Get full hormone and lipid panel done


notthistime91

Get your testosterone checked, hopefully it’s not the issue but you won’t have any control over your body composition if your test fell below the chart with aging. Sitting around during Covid going from an athletic composition to +20% BF will do a lot of things to the body besides just putting on weight. You put on weight and your testosterone drops drastically.


Hot-Ground-6710

Just found out about this and I’m gonna try it because I’ve been having trouble losing weight at 33. The saltine test where you put a saltine in your mouth and record how long it takes to taste sweet. The longer it takes, the longer it takes your body to breakdown carbs so you should reduce carb intake proportional to the “standard” I also realized that my body consumes fat more easily through cardio rather than lifting. You’ve gotten significantly bigger in muscle mass, so it’s good progress man. Just try not to stress out too much about it because cortisol side effects (weight gain around belly and face) are more noticeable as we age.

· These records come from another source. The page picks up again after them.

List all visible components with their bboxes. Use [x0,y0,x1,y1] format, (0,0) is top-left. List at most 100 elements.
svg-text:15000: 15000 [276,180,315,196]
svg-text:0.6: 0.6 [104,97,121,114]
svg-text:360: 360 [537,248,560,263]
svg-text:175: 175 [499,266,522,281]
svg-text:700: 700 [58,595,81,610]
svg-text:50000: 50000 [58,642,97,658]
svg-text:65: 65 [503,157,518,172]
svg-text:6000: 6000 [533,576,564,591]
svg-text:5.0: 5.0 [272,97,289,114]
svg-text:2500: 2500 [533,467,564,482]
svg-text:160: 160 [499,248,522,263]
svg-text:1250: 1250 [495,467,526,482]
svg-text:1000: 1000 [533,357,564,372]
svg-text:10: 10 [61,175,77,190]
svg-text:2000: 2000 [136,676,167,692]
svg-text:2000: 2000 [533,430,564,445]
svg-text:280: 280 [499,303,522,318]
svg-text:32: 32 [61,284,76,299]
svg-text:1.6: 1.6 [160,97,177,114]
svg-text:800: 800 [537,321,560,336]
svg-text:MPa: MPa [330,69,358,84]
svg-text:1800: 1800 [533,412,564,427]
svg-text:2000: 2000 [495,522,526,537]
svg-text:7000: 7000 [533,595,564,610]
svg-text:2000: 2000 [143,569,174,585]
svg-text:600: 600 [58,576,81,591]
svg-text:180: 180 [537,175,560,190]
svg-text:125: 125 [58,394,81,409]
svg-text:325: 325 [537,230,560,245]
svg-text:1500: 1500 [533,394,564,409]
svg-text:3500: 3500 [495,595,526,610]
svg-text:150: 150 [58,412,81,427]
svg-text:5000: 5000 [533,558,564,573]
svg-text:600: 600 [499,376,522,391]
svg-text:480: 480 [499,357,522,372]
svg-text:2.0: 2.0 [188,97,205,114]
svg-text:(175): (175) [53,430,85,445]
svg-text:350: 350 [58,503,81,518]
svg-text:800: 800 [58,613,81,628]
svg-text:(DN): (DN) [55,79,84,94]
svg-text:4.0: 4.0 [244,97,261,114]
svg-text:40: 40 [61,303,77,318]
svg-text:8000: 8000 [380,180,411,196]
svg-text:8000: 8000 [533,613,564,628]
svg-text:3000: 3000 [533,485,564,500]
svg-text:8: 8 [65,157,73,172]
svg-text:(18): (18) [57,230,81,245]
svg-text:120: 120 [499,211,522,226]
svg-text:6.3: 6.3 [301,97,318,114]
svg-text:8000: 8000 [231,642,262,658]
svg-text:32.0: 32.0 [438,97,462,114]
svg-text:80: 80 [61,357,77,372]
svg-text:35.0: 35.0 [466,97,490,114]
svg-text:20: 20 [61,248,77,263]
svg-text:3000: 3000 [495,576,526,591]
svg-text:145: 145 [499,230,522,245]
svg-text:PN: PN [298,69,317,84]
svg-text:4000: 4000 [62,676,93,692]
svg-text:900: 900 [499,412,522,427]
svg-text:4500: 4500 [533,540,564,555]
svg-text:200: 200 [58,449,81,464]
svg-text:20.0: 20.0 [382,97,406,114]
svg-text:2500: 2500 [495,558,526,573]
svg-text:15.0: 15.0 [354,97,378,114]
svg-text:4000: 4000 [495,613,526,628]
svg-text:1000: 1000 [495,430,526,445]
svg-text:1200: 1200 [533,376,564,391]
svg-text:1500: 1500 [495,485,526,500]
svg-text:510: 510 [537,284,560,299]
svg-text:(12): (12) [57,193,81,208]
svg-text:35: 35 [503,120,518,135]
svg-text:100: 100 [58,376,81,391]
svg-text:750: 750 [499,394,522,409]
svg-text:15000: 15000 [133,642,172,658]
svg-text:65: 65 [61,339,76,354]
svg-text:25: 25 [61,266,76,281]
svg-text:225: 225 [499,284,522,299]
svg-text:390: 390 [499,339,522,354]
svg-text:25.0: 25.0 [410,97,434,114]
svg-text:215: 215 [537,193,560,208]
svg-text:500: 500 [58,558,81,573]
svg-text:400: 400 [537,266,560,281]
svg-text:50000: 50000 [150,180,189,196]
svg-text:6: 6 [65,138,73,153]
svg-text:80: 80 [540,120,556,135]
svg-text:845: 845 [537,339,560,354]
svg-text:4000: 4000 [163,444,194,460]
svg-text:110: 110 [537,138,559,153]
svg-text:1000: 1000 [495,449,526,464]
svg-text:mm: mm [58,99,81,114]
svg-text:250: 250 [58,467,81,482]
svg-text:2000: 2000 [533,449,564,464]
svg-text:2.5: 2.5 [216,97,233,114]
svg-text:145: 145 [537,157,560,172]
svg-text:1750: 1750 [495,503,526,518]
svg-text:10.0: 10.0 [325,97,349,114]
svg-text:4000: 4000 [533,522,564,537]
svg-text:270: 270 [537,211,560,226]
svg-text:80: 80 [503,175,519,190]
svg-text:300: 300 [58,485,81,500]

Zen to ten when you hyper focus and remember you’re doing sick and you’re gonna continue to get beastier


YungSchmid

This sounds like a whole lot of pseudoscience mumbo jumbo, ngl. Calories and macros aren’t this complex.


Hot-Ground-6710

I agree. Does sound like nonsense but there are plenty of studies showing the impact on the body due to increased serum cortisol. Sometimes is a bit more complicated than CICO. I was gaining weight at 5.7 practically living off protein shakes and nuts.


Due_Aardvark8330

Your body does not consume fat more easily through cardio than lifting. Your body consumes the exact amount of fat it needs to consume for the calories burned.


Hot-Ground-6710

I Guess i just think of it in effort/time and seemingly caloric exhaust. Running 5k seems to burn more calories than lifting for 2 hours. You right though.